Canada's largest oil sands companies are banding together to tackle one of the industry's most vexing challenges - the cleanup of their giant ponds of toxic mine effluent.
Companies with oil sands mining operations have struck a deal that will see them collaborate on ways to clean up tailings, a problem that has drawn billions of dollars of industry research spending.
The deal is a remarkable step for companies that are throwing aside competitive concerns in favour of a co-operative approach to both fix a problem and present a better image.
The oil sands industry - labelled "dirty oil " by detractors - is under increasing pressure to convince the world that it is working to clean up its mess. Joining forces, companies hope, will allow for a more rapid adoption of technological solutions that both lighten their environmental footprint and possibly boost future profits. Rather than attempt to sell or license their intellectual property, oil sands companies will exchange know-how.
"We're all working together, and I think that's a real plus," Steve Laut, the president of Canadian Natural Resources Ltd., said in an interview.
Tailings are a byproduct of bitumen extraction that accumulate in huge unsightly bodies of water laced with oil and heavy metals. For an industry that is awash in image issues - from its substantial carbon footprint to claims that it is hurting the health of people and animals - tailings are arguably its worst problem.

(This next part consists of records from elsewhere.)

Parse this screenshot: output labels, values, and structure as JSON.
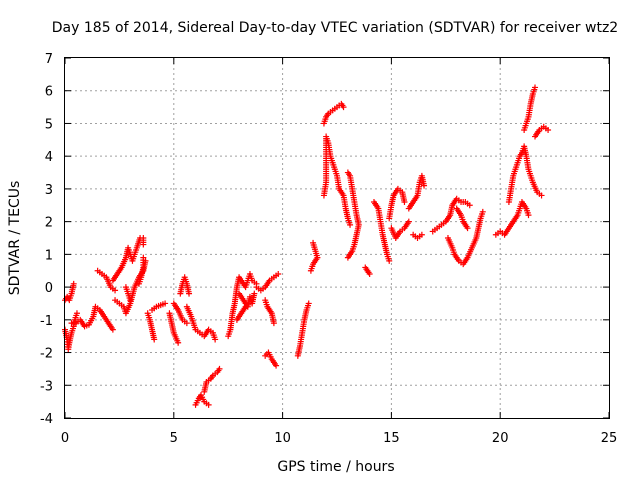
{
  "chart_data": {
    "type": "scatter",
    "title": "Day 185 of 2014, Sidereal Day-to-day VTEC variation (SDTVAR) for receiver wtz2",
    "xlabel": "GPS time / hours",
    "ylabel": "SDTVAR / TECUs",
    "xlim": [
      0,
      25
    ],
    "ylim": [
      -4,
      7
    ],
    "xticks": [
      "0",
      "5",
      "10",
      "15",
      "20",
      "25"
    ],
    "yticks": [
      "-4",
      "-3",
      "-2",
      "-1",
      "0",
      "1",
      "2",
      "3",
      "4",
      "5",
      "6",
      "7"
    ],
    "grid": true,
    "legend": "none",
    "marker": "+",
    "color": "#ff0000",
    "tracks": [
      [
        [
          0.0,
          -0.4
        ],
        [
          0.1,
          -0.3
        ],
        [
          0.2,
          -0.4
        ],
        [
          0.3,
          -0.2
        ],
        [
          0.4,
          0.1
        ]
      ],
      [
        [
          0.0,
          -1.3
        ],
        [
          0.1,
          -1.6
        ],
        [
          0.15,
          -1.9
        ],
        [
          0.2,
          -1.7
        ],
        [
          0.3,
          -1.4
        ],
        [
          0.4,
          -1.2
        ],
        [
          0.45,
          -1.0
        ],
        [
          0.55,
          -0.8
        ]
      ],
      [
        [
          0.3,
          -1.1
        ],
        [
          0.5,
          -1.1
        ],
        [
          0.7,
          -1.0
        ],
        [
          0.9,
          -1.2
        ],
        [
          1.1,
          -1.15
        ],
        [
          1.3,
          -0.9
        ],
        [
          1.4,
          -0.6
        ],
        [
          1.6,
          -0.7
        ],
        [
          1.8,
          -0.9
        ],
        [
          2.0,
          -1.1
        ],
        [
          2.2,
          -1.3
        ]
      ],
      [
        [
          1.5,
          0.5
        ],
        [
          1.7,
          0.4
        ],
        [
          1.9,
          0.3
        ],
        [
          2.1,
          0.0
        ],
        [
          2.3,
          -0.1
        ]
      ],
      [
        [
          2.2,
          0.2
        ],
        [
          2.4,
          0.4
        ],
        [
          2.6,
          0.6
        ],
        [
          2.8,
          0.9
        ],
        [
          2.9,
          1.2
        ],
        [
          3.1,
          0.8
        ],
        [
          3.3,
          1.2
        ],
        [
          3.45,
          1.5
        ],
        [
          3.6,
          1.5
        ],
        [
          3.6,
          1.3
        ]
      ],
      [
        [
          2.3,
          -0.4
        ],
        [
          2.5,
          -0.5
        ],
        [
          2.7,
          -0.6
        ],
        [
          2.8,
          -0.8
        ],
        [
          3.0,
          -0.5
        ],
        [
          3.2,
          0.0
        ],
        [
          3.4,
          0.3
        ],
        [
          3.6,
          0.5
        ],
        [
          3.7,
          0.8
        ]
      ],
      [
        [
          2.8,
          0.0
        ],
        [
          2.9,
          -0.2
        ],
        [
          3.0,
          -0.4
        ]
      ],
      [
        [
          3.6,
          0.9
        ],
        [
          3.6,
          0.6
        ],
        [
          3.5,
          0.3
        ],
        [
          3.4,
          0.1
        ]
      ],
      [
        [
          3.8,
          -0.8
        ],
        [
          3.9,
          -1.0
        ],
        [
          4.0,
          -1.3
        ],
        [
          4.1,
          -1.6
        ]
      ],
      [
        [
          4.0,
          -0.7
        ],
        [
          4.2,
          -0.6
        ],
        [
          4.4,
          -0.55
        ],
        [
          4.6,
          -0.5
        ]
      ],
      [
        [
          4.8,
          -0.8
        ],
        [
          4.9,
          -1.1
        ],
        [
          5.0,
          -1.4
        ],
        [
          5.2,
          -1.7
        ]
      ],
      [
        [
          5.0,
          -0.5
        ],
        [
          5.1,
          -0.6
        ],
        [
          5.2,
          -0.7
        ],
        [
          5.4,
          -1.0
        ],
        [
          5.6,
          -1.1
        ]
      ],
      [
        [
          5.3,
          -0.2
        ],
        [
          5.4,
          0.1
        ],
        [
          5.5,
          0.3
        ],
        [
          5.6,
          0.1
        ],
        [
          5.7,
          -0.2
        ]
      ],
      [
        [
          5.6,
          -0.6
        ],
        [
          5.8,
          -0.9
        ],
        [
          6.0,
          -1.3
        ],
        [
          6.2,
          -1.4
        ],
        [
          6.4,
          -1.5
        ],
        [
          6.6,
          -1.3
        ],
        [
          6.8,
          -1.4
        ],
        [
          6.9,
          -1.6
        ]
      ],
      [
        [
          6.0,
          -3.6
        ],
        [
          6.15,
          -3.4
        ],
        [
          6.25,
          -3.3
        ],
        [
          6.4,
          -3.5
        ],
        [
          6.6,
          -3.6
        ]
      ],
      [
        [
          6.4,
          -3.2
        ],
        [
          6.5,
          -2.9
        ],
        [
          6.7,
          -2.8
        ],
        [
          6.8,
          -2.7
        ],
        [
          7.0,
          -2.6
        ],
        [
          7.1,
          -2.5
        ]
      ],
      [
        [
          7.5,
          -1.5
        ],
        [
          7.6,
          -1.3
        ],
        [
          7.7,
          -0.8
        ],
        [
          7.8,
          -0.5
        ],
        [
          7.9,
          0.0
        ],
        [
          8.0,
          0.3
        ],
        [
          8.2,
          0.1
        ],
        [
          8.3,
          0.0
        ],
        [
          8.4,
          0.2
        ],
        [
          8.5,
          0.4
        ],
        [
          8.6,
          0.2
        ],
        [
          8.8,
          0.1
        ]
      ],
      [
        [
          8.0,
          -0.2
        ],
        [
          8.2,
          -0.4
        ],
        [
          8.4,
          -0.6
        ],
        [
          8.5,
          -0.3
        ],
        [
          8.6,
          -0.5
        ],
        [
          8.7,
          -0.2
        ]
      ],
      [
        [
          7.9,
          -1.0
        ],
        [
          8.1,
          -0.8
        ],
        [
          8.3,
          -0.6
        ]
      ],
      [
        [
          8.8,
          0.0
        ],
        [
          9.0,
          -0.1
        ],
        [
          9.2,
          0.0
        ],
        [
          9.4,
          0.2
        ],
        [
          9.6,
          0.3
        ],
        [
          9.8,
          0.4
        ]
      ],
      [
        [
          9.2,
          -0.4
        ],
        [
          9.3,
          -0.6
        ],
        [
          9.5,
          -0.8
        ],
        [
          9.6,
          -1.1
        ]
      ],
      [
        [
          9.2,
          -2.1
        ],
        [
          9.35,
          -2.0
        ],
        [
          9.5,
          -2.2
        ],
        [
          9.6,
          -2.3
        ],
        [
          9.7,
          -2.4
        ]
      ],
      [
        [
          10.7,
          -2.1
        ],
        [
          10.8,
          -1.8
        ],
        [
          10.9,
          -1.4
        ],
        [
          11.0,
          -1.0
        ],
        [
          11.1,
          -0.7
        ],
        [
          11.2,
          -0.5
        ]
      ],
      [
        [
          11.3,
          0.5
        ],
        [
          11.4,
          0.7
        ],
        [
          11.5,
          0.8
        ],
        [
          11.6,
          0.9
        ],
        [
          11.4,
          1.35
        ]
      ],
      [
        [
          11.9,
          2.8
        ],
        [
          12.0,
          3.2
        ],
        [
          12.0,
          4.6
        ],
        [
          12.1,
          4.4
        ],
        [
          12.2,
          4.0
        ],
        [
          12.3,
          3.8
        ],
        [
          12.5,
          3.4
        ],
        [
          12.6,
          3.0
        ],
        [
          12.8,
          2.8
        ],
        [
          12.9,
          2.4
        ],
        [
          13.0,
          2.1
        ],
        [
          13.1,
          1.9
        ]
      ],
      [
        [
          11.9,
          5.0
        ],
        [
          12.0,
          5.2
        ],
        [
          12.1,
          5.3
        ],
        [
          12.3,
          5.4
        ],
        [
          12.5,
          5.5
        ],
        [
          12.7,
          5.6
        ],
        [
          12.8,
          5.5
        ]
      ],
      [
        [
          13.0,
          3.5
        ],
        [
          13.1,
          3.4
        ],
        [
          13.2,
          3.0
        ],
        [
          13.3,
          2.6
        ],
        [
          13.4,
          2.2
        ],
        [
          13.5,
          1.9
        ],
        [
          13.4,
          1.6
        ],
        [
          13.3,
          1.3
        ],
        [
          13.2,
          1.1
        ],
        [
          13.0,
          0.9
        ]
      ],
      [
        [
          13.8,
          0.6
        ],
        [
          13.9,
          0.5
        ],
        [
          14.0,
          0.4
        ]
      ],
      [
        [
          14.2,
          2.6
        ],
        [
          14.4,
          2.4
        ],
        [
          14.5,
          2.0
        ],
        [
          14.6,
          1.6
        ],
        [
          14.7,
          1.3
        ],
        [
          14.8,
          1.0
        ],
        [
          14.9,
          0.8
        ]
      ],
      [
        [
          14.9,
          2.1
        ],
        [
          15.0,
          2.5
        ],
        [
          15.1,
          2.8
        ],
        [
          15.3,
          3.0
        ],
        [
          15.5,
          2.9
        ],
        [
          15.6,
          2.6
        ]
      ],
      [
        [
          15.0,
          1.8
        ],
        [
          15.2,
          1.5
        ],
        [
          15.4,
          1.7
        ],
        [
          15.6,
          1.8
        ],
        [
          15.8,
          2.0
        ]
      ],
      [
        [
          15.8,
          2.4
        ],
        [
          16.0,
          2.6
        ],
        [
          16.2,
          2.8
        ],
        [
          16.3,
          3.2
        ],
        [
          16.4,
          3.4
        ],
        [
          16.5,
          3.1
        ]
      ],
      [
        [
          16.0,
          1.6
        ],
        [
          16.2,
          1.5
        ],
        [
          16.4,
          1.6
        ]
      ],
      [
        [
          16.9,
          1.7
        ],
        [
          17.1,
          1.8
        ],
        [
          17.3,
          1.9
        ],
        [
          17.5,
          2.0
        ],
        [
          17.7,
          2.2
        ],
        [
          17.8,
          2.5
        ],
        [
          18.0,
          2.7
        ],
        [
          18.2,
          2.6
        ],
        [
          18.4,
          2.6
        ],
        [
          18.6,
          2.5
        ]
      ],
      [
        [
          17.6,
          1.5
        ],
        [
          17.8,
          1.2
        ],
        [
          17.9,
          1.0
        ],
        [
          18.1,
          0.8
        ],
        [
          18.3,
          0.7
        ],
        [
          18.5,
          0.9
        ],
        [
          18.7,
          1.2
        ],
        [
          18.9,
          1.5
        ],
        [
          19.0,
          1.8
        ],
        [
          19.1,
          2.1
        ],
        [
          19.2,
          2.3
        ]
      ],
      [
        [
          18.0,
          2.4
        ],
        [
          18.2,
          2.2
        ],
        [
          18.3,
          2.0
        ],
        [
          18.5,
          1.8
        ]
      ],
      [
        [
          19.8,
          1.6
        ],
        [
          20.0,
          1.7
        ],
        [
          20.2,
          1.6
        ],
        [
          20.4,
          1.8
        ],
        [
          20.6,
          2.0
        ],
        [
          20.8,
          2.2
        ],
        [
          21.0,
          2.6
        ],
        [
          21.2,
          2.4
        ],
        [
          21.3,
          2.2
        ]
      ],
      [
        [
          20.4,
          2.6
        ],
        [
          20.5,
          3.0
        ],
        [
          20.6,
          3.4
        ],
        [
          20.7,
          3.6
        ],
        [
          20.8,
          3.8
        ],
        [
          20.9,
          4.0
        ],
        [
          21.0,
          4.1
        ],
        [
          21.1,
          4.3
        ],
        [
          21.2,
          4.0
        ],
        [
          21.3,
          3.6
        ],
        [
          21.5,
          3.2
        ],
        [
          21.7,
          2.9
        ],
        [
          21.9,
          2.8
        ]
      ],
      [
        [
          21.1,
          4.8
        ],
        [
          21.3,
          5.2
        ],
        [
          21.4,
          5.6
        ],
        [
          21.5,
          5.9
        ],
        [
          21.6,
          6.1
        ]
      ],
      [
        [
          21.6,
          4.6
        ],
        [
          21.8,
          4.8
        ],
        [
          22.0,
          4.9
        ],
        [
          22.2,
          4.8
        ]
      ]
    ]
  }
}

Ponds containing the effluent now cover 170 square kilometres of the northeastern Alberta landscape, an area 50 per cent larger than the city of Vancouver. Their presence is both an eyesore and a serious environmental issue. The thousands of ducks that died in the Fort McMurray area in recent years perished in tailings ponds, creating both fines for companies like Syncrude Canada Ltd. and major public relations issues for the industry as a whole.
The Alberta government has set in place new rules that order tailings cleaned up faster, but companies have struggled to do so. Only Suncor Energy Inc. has put forward a plan that complied with the specific timelines in the new rules. Collaboration may allow the rest of industry to more rapidly adopt proven new techniques.
The industry is expected to announce the co-operative approach later this month, though the legal framework for the deal may still need to be finalized. The strategy shift is a dramatic change for companies that are loath to give up the secrets to their hard-won successes.
Suncor chief executive officer Rick George, for example, had made it clear he saw marketable value in "Tailings Reduction Operations," the technology his company developed to speed effluent cleanup.
"We want to help recoup our R&D costs. That's a reasonable request," he said in September. Royal Dutch Shell PLC, on the other hand, has offered to freely distribute its tailings research.
The collaboration deal may, however, see companies get back at least some of their research dollars. It is structured so that "you contribute all your information that you have," Mr. Laut said. "That information is valued, and then we just equalize out based on that."
Some, however, say the industry needs to do far more than collaborate if it is to decrease the volume of its tailings. With Imperial Oil Ltd.'s Kearl mine under construction, and other mines contemplated by Total SA and Suncor, tailings will likely grow unless the technology can be sorted out first, Sierra Club director John Bennett said.
"Maybe they should stop building new ones until they're perfected the tailings technology, and until Canada and the U.S. have a plan to control greenhouse gas emissions," he said.
The most difficult issue for the industry has been the cleanup of so-called "mature fine tailings," which are a thick muddy slurry that contains water mixed with fine clays and silts. Left alone, those clays and silts could take hundreds of years to fall out of the water - and until recently, companies' inability to clean them up has been one reason for the growth in tailings ponds. Suncor's new technology, however, uses polymers and large sloping drying beds to separate the water from the particles in weeks rather than centuries. Other companies have pursued similar techniques, with varying levels of success. A Suncor spokesman confirmed Monday that the company is involved in the talks, and sharing of its system could be an important component of the deal.
Other companies declined to discuss the deal in detail before it is officially made public.
"There are discussions going on with a view to concluding an agreement to collaborate on tailings research," Imperial spokesman Pius Rolheiser said. The discussions include Imperial, he confirmed.
A spokeswoman for Syncrude would only say the industry has worked collaboratively on oil sands issues in the past.
According to Shell spokesman Ed Greenberg, "the tailings challenge is a serious issue that the industry has identified as one that needs close attention. Shell has been very open on the fact that collaboration is needed."
Despite the hurdles, Sierra Club's Mr. Bennett called the deal "a very positive development," and others praised the direction the industry is taking.
"The sharing of knowledge is required by industry to address the urgent environmental issues in the oil sands," said Jennifer Grant, oil sands program director for the Pembina Institute, a frequent industry critic.